According to Dan Jan, Principal, Product Management at Iron Mountain, the best way to address ransomware is to prevent attacks from happening in the first place. After an attack occurs, organisations often struggle to pick up the pieces.

Ransomware: The Aftermath

Once an organisation's IT department hears of a ransomware attack on one or more of their systems, good security practice suggests disconnecting any infected systems from the network.

Now comes the hard part: What do you do with the encrypted systems? Organisations can either pay a digital ransom to the cyberthieves, who promise to decrypt the now-encrypted systems. Or they can start wiping and restoring infected systems.

Unfortunately, there are challenges with each scenario. Paying the ransom is generally not recommended by authorities. Some companies have even paid the ransom without gaining access to their encrypted files. But the restore option assumes the organisation actually has a backup of an earlier, known good state.

As many backups are now connected to the rest of the network and potentially in ransomware's line of fire, these can become encrypted and unusable, too. In fact, according to a Barkly survey of those who experienced a ransomware attack, only 42% were able to successfully recover from backup. One of the reasons? Backup drives also became encrypted.

Backup's Last Stand: Disconnected and Unplugged

Ransomware is not going away. It's also not always preventable and connected backups can also fall prey to ransomware.
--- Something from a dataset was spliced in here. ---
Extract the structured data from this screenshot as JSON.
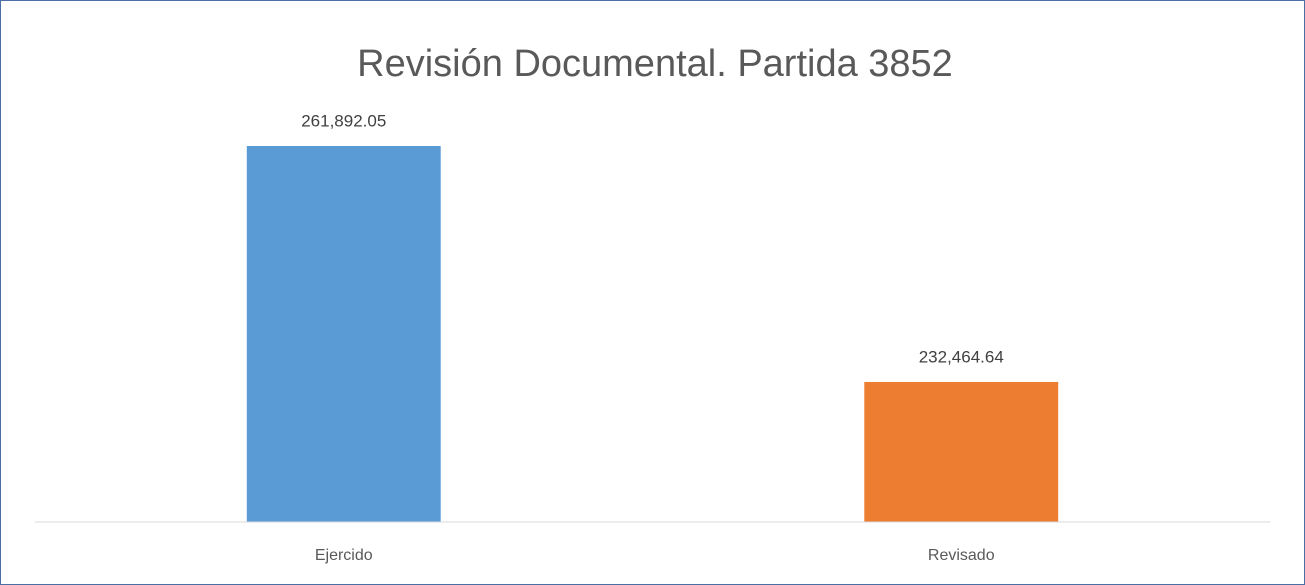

So what's an organization to do? The answer goes back to the basics of backup. Combating ransomware with tape backup starts to make sense.

According to Jan, backup's early 3-2-1 rule still applies: "You should have three total copies, two local on two different media (disk and tape, usually). Then, you get one copy off-site, unplugged," he says. "In this age of being plugged in, you still need a copy of your data that's unplugged." Everyone agrees to this in principle, he notes, but organisations still need to follow through and do it.

The Value of the Unplugged Copy

Jan refers to this unplugged copy as "offline", meaning the copy is completely disconnected to any network. A Tape Storage Council memo explains: "With tape, there is a gap' between the cartridge and the computer systems. Disk drives remain on-line and are particularly vulnerable to an attack." The memo goes on to say, "Tape technology prevents electronic cyberattack access to the data because a tape cartridge removed from the system is no longer accessible electronically."

Input From Real-World Users

Administrators on a backup software forum seem to feel particularly strongly about tape in regard to ransomware. "I always recommend using tape whenever possible as the last line of defence," said one poster. "I saw tape backup saving companies from the worst disasters so many times ... and I also saw every line of comprehensive disk-based protection strategy failing miserably, leaving users with unrecoverable data loss."

Another poster chimed in with what they considered the best protection against ransomware: "Offsite copies stored on tapes. Only such scenarios do guarantee that ransomware would not be able to access backup data."

Preplanning Rules the Day

Jan maintains that an unplugged copy could be offsite tape storage in a vault, optical media or even cloud storage that's physically removed from the primary data centre. Whatever offsite medium an organisation chooses, he stressed the importance of "fire drills" and preplanning ransomware recovery steps with a designated partner. "Consider putting together an audit. If you have to restore, how long would it take you?" he asked. "This can tell you if you have the right partner who could provide you the assistance you need at the right time."